La raison et les principes d'une coopération de voisinage auraient voulu que la solution au problème de l'immigration clandestine soit cherchée et mise en œuvre à la racine. Par une contribution au développement des régions fournisseuses de candidats à la traversée de la mort: les provinces du Nord du Maroc. Or, c'est précisément cette "aide" que José Maria Aznar veut suspendre. Parlons-en, de cette "aide". D'abord ça n'en est pas une. Ce sont plutôt des crédits d'un total cumulé de 500 millions de dirhams, à un taux préférentiel.
Ces crédits servent à financier des projets qui doivent être obligatoirement réalisés par des entreprises espagnoles. Que représentent 500 millions de Dh dans le budget de l'Andalousie, principale région d'accueil des immigrés marocains? Une goutte d'eau dans le Détroit. Tout le budget du Maroc, un peu plus de seize milliards de dollars, ne fait pas plus du quart de celui du gouvernement autonome d'Andalousie. C'est toute la distance, bien plus que le bras de mer qui sépare le Maroc de l'Espagne, entre un pays riche et un pays pauvre. Quels que soient les rattrapages des dysfonctionnements de la gestion des affaires publiques du Maroc, cette distance ne peut être comblée que très relativement.
Quant aux dons proprement dits, ils ne dépassent pas les 150 millions de dirhams étalés sur quatre ans. Les chiffres parlent d'eux-mêmes. Ce ne sont pas ces sommes modiques qui vont apporter une contribution substantielle à ce qui devrait être un partenariat de co-développement au mieux des intérêts des deux pays. Car, c'est de cela qu'il s'agit, et non d'une quelconque assistance.
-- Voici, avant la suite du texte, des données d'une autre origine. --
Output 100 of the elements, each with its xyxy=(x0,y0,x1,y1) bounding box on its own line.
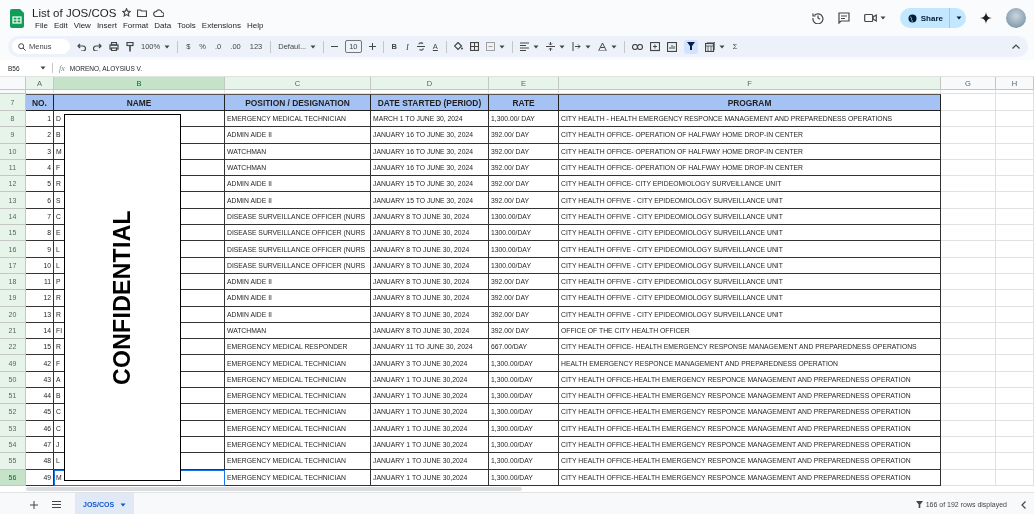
column-heading: RATE xyxy=(489,94,559,111)
empty-cell xyxy=(996,371,1034,389)
menu-item[interactable]: Insert xyxy=(93,20,120,30)
horizontal-scrollbar[interactable] xyxy=(26,487,522,491)
empty-cell xyxy=(941,388,996,405)
filter-icon xyxy=(915,501,923,508)
menu-item[interactable]: Data xyxy=(151,20,175,30)
menu-item[interactable]: Help xyxy=(244,20,267,30)
star-icon[interactable] xyxy=(122,8,132,17)
strikethrough-icon[interactable] xyxy=(416,42,425,51)
empty-cell xyxy=(941,404,996,421)
vertical-align-icon[interactable] xyxy=(545,42,555,51)
video-camera-icon[interactable] xyxy=(863,13,877,23)
menu-item[interactable]: Format xyxy=(119,20,152,30)
empty-cell xyxy=(941,159,996,177)
dropdown-caret-icon[interactable] xyxy=(558,44,565,49)
insert-comment-icon[interactable] xyxy=(649,41,660,52)
dropdown-caret-icon[interactable] xyxy=(310,44,317,49)
column-heading: DATE STARTED (PERIOD) xyxy=(371,94,489,111)
column-heading: PROGRAM xyxy=(559,94,941,111)
empty-cell xyxy=(996,225,1034,242)
empty-cell xyxy=(996,420,1034,437)
merge-cells-icon[interactable] xyxy=(485,42,495,51)
share-button[interactable]: Share xyxy=(899,8,966,28)
empty-cell xyxy=(996,339,1034,356)
text-rotation-icon[interactable] xyxy=(597,42,607,51)
menu-item[interactable]: Tools xyxy=(174,20,199,30)
empty-cell xyxy=(996,388,1034,405)
menu-item[interactable]: View xyxy=(70,20,94,30)
dropdown-caret-icon[interactable] xyxy=(164,44,171,49)
document-title[interactable]: List of JOS/COS xyxy=(32,6,117,19)
empty-cell xyxy=(941,290,996,307)
menu-item[interactable]: Extensions xyxy=(198,20,244,30)
redo-icon[interactable] xyxy=(93,42,102,51)
empty-cell xyxy=(941,143,996,160)
globe-icon xyxy=(907,13,917,23)
menu-item[interactable]: Edit xyxy=(50,20,71,30)
undo-icon[interactable] xyxy=(77,42,86,51)
filter-icon[interactable] xyxy=(686,41,695,50)
empty-cell xyxy=(941,241,996,258)
column-heading: POSITION / DESIGNATION xyxy=(225,94,371,111)
print-icon[interactable] xyxy=(109,42,119,51)
comment-icon[interactable] xyxy=(837,12,850,24)
empty-cell xyxy=(941,273,996,291)
empty-cell xyxy=(941,176,996,193)
column-heading: NO. xyxy=(26,94,54,111)
empty-cell xyxy=(941,192,996,209)
chart-icon[interactable] xyxy=(666,41,677,52)
collapse-chevron-icon[interactable] xyxy=(1012,44,1020,49)
avatar[interactable] xyxy=(1006,8,1026,28)
chevron-left-icon[interactable] xyxy=(1021,500,1026,509)
empty-cell xyxy=(996,127,1034,144)
dropdown-caret-icon[interactable] xyxy=(39,66,46,70)
empty-cell xyxy=(996,159,1034,177)
sparkle-icon[interactable] xyxy=(980,12,992,24)
plus-icon[interactable] xyxy=(368,43,376,50)
align-icon[interactable] xyxy=(519,42,529,51)
paint-format-icon[interactable] xyxy=(126,41,134,52)
filter-views-icon[interactable] xyxy=(704,41,715,52)
empty-cell xyxy=(941,420,996,437)
dropdown-caret-icon[interactable] xyxy=(718,44,725,49)
dropdown-caret-icon[interactable] xyxy=(956,16,962,20)
menu-icon[interactable] xyxy=(52,501,61,508)
italic-button[interactable]: I xyxy=(404,41,410,52)
dropdown-caret-icon[interactable] xyxy=(584,44,591,49)
minus-icon[interactable] xyxy=(331,43,339,50)
empty-cell xyxy=(996,143,1034,160)
folder-icon[interactable] xyxy=(137,8,148,17)
empty-cell xyxy=(996,94,1034,111)
empty-cell xyxy=(996,322,1034,340)
empty-cell xyxy=(996,208,1034,226)
empty-cell xyxy=(941,371,996,389)
add-sheet-icon[interactable] xyxy=(30,500,38,509)
borders-icon[interactable] xyxy=(469,42,479,51)
empty-cell xyxy=(941,127,996,144)
empty-cell xyxy=(941,355,996,372)
fill-color-icon[interactable] xyxy=(453,42,463,51)
sheets-logo-icon[interactable] xyxy=(10,8,24,28)
cloud-icon[interactable] xyxy=(153,8,165,17)
empty-cell xyxy=(996,355,1034,372)
empty-cell xyxy=(941,322,996,340)
empty-cell xyxy=(941,257,996,274)
text-wrap-icon[interactable] xyxy=(571,42,581,51)
dropdown-caret-icon[interactable] xyxy=(610,44,617,49)
column-heading: NAME xyxy=(54,94,225,111)
dropdown-caret-icon[interactable] xyxy=(879,16,886,20)
empty-cell xyxy=(996,192,1034,209)
empty-cell xyxy=(941,208,996,226)
empty-cell xyxy=(996,257,1034,274)
dropdown-caret-icon[interactable] xyxy=(532,44,539,49)
empty-cell xyxy=(996,176,1034,193)
link-icon[interactable] xyxy=(631,43,643,50)
menu-item[interactable]: File xyxy=(32,20,51,30)
dropdown-caret-icon[interactable] xyxy=(498,44,505,49)
fx-label: fx xyxy=(59,63,65,73)
empty-cell xyxy=(996,436,1034,454)
empty-cell xyxy=(941,436,996,454)
empty-cell xyxy=(996,453,1034,470)
history-icon[interactable] xyxy=(811,12,824,24)
empty-cell xyxy=(996,241,1034,258)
Mieux, ce n'est qu'une partie de la dette historique de l'Espagne envers le Maroc.
Dette historique
Un petit rappel en guise de rafraîchissement de la mémoire ibérique. Si l'Espagne a aujourd'hui avec nous un problème de flux migratoire illégal et non désiré, cela n'occulte pas le fait qu'elle a occupé et exploité la partie Nord du Maroc et ses populations pendant plus de quarante ans. Et qu'elle continue à occuper et tirer bénéfice de deux villes marocaines, Sebta et Mellilia.
Ces deux présides, transformés en immenses zones de libre-échange, rapportent à l'Espagne bien plus que "l'aide" accordée au Maroc. Que gagne le Maroc de cet abcès de fixation anachronique? Une perversion calamiteuse de son tissu économique par un gigantesque commerce de contrebande.
De toute évidence l'Espagne devrait réviser sa politique marocaine sur des bases réalistes, rationnelles et réellement porteuses à terme. Des voix autorisées espagnoles, dans l'opposition socialiste et au sein même du gouvernement de José Maria Aznar, ont appelé à ce recadrage indispensable. C'était aussi le sens de la récente visite de la délégation ministérielle marocaine conduite par Mohamed Benaïssa, ministre des Affaires étrangères.
Nos MRE préparent leurs valises pour la grande traversée estivale; le poisson se reproduit dans le calme et la sérénité en attendant les chalutiers espagnols; nos travailleurs immigrés en Espagne ne demandent qu'à y gagner leur vie par le labeur et dans la quiétude. Et le réservoir de l'immigration clandestine a besoin d'un vrai partenariat pour être tari. Il est donc urgent de ne pas attendre.